Business Rates Avoidance and Evasion
Part of the consultation focuses on Temporary Occupation (or intermittent occupation) and whether Government should legislate, making intermittent occupations unattractive to landlords. Presently where a property falls vacant the ratepayer is entitled to a holiday from empty rates, during which no rates are payable. The period of void is typically 3 months, with industrial property being exempt for six months. Once the void period is exhausted full rates are payable and once any lease has expired the liability reverts to the owner. However, the exemption period (three or six months) can be reset if a property is re-occupied for a new continuous period of at least six weeks.
Many investors and developers with vacant commercial property will look at ways to reduce the tax burden by either reoccupying the property themselves or letting the property short term on favourable terms to a third party to reset their void entitlement. Full rates are payable for the period of occupation with a new void entitlement after the six weeks occupation period.
A number of proposed options for amending the legislation have been tabled as follows:
- extending the required occupation period from 6 weeks to 6 months
- placing a limit on the number of times a property can benefit from empty relief in a given period (for instance one period of empty relief each rates year)
- adding additional conditions to the meaning of occupation purely for the purposes of determining whether a property should benefit from a further rate free period (such as requiring that over 50% of the floor area is occupied)
In Scotland and Wales the legislation has already been amended so that a 6 month period of occupation is required before ratepayers are able to claim a new void. The Local Government Association argues that ‘contrived occupation’ is the most frequent cause of business rates avoidance and costs Local Government around £250 million per year, which amounts to circa 1% of annual business rates revenue.

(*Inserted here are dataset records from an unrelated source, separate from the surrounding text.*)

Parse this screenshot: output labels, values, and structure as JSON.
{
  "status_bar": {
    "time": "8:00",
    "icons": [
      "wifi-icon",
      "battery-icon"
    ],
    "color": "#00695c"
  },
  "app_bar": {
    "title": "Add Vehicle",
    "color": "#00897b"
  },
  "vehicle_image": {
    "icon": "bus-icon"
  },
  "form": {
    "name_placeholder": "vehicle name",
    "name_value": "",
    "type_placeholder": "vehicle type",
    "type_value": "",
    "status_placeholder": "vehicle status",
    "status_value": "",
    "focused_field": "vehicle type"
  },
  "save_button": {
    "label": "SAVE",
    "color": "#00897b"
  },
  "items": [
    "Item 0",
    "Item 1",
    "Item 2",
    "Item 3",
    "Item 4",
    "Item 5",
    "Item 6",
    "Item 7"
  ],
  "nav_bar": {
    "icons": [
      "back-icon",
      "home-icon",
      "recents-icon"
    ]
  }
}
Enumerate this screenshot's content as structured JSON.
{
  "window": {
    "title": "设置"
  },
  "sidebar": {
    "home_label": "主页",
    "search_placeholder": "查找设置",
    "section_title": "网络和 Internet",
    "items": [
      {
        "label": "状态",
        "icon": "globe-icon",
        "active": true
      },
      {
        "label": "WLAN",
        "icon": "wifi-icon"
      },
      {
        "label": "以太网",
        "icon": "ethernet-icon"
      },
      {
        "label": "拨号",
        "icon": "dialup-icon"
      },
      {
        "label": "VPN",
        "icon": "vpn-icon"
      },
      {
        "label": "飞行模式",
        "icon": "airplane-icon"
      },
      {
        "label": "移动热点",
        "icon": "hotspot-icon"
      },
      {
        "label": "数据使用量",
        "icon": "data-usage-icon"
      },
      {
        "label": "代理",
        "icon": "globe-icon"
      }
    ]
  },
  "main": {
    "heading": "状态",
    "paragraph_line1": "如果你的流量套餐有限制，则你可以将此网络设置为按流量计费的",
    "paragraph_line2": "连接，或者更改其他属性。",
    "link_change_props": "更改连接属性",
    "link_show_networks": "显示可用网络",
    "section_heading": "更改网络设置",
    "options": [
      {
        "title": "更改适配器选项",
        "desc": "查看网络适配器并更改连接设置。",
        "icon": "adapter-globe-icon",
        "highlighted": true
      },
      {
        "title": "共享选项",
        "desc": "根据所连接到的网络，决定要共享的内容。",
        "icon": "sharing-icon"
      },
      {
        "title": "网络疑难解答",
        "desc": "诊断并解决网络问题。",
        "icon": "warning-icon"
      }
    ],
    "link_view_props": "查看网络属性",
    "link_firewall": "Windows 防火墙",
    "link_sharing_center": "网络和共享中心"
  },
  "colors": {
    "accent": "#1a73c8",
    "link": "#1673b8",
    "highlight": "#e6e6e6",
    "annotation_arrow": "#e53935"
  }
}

These proposed reforms will be of significant concern to many property owners who at one time or another will likely experience some property vacancy. The consultation seems to miss the key point that property owners generally don’t want vacant property. Part of the Government justification for charging full empty rates has been that it is “increasing incentives for property that is empty to be either re-let or for the property and site to be re-developed”. However, the concern is that these proposed changes risk the opposite and could actually restrict investment and redevelopment and reduce the supply of affordable space for startup businesses or short-term seasonal lettings.
ForeView responded to the consultation highlighting some of our concerns over any proposed reforms.
Our 5 key concerns are summarised below:
1. Will this reduce affordable short term commercial space?
Facing full business rates liability, we expect landlords and developers will consider all alternatives to avoid this hefty tax, where they are sitting on longer term voids. Stripping out the space by removing services is the most likely option and will often result in the deletion of the rating list assessment altogether with no rates payable.
Presently landlords who are liable for rates on longer term voids will run cycles of temporary occupation/mitigation, whilst marketing space for longer term tenants. With mitigation/temporary occupation no longer viable those landlords will potentially start a strip out early to avoid the rates. It’s worth mentioning that Local Authorities still typically collect around 35% of the rates they would collect on vacant space in a 12-month period during the 6 week cycles of occupation. Stripping out and de-listing would remove the entire rates liability will therefore also lead to a reduction in total Rateable Value and rates collected.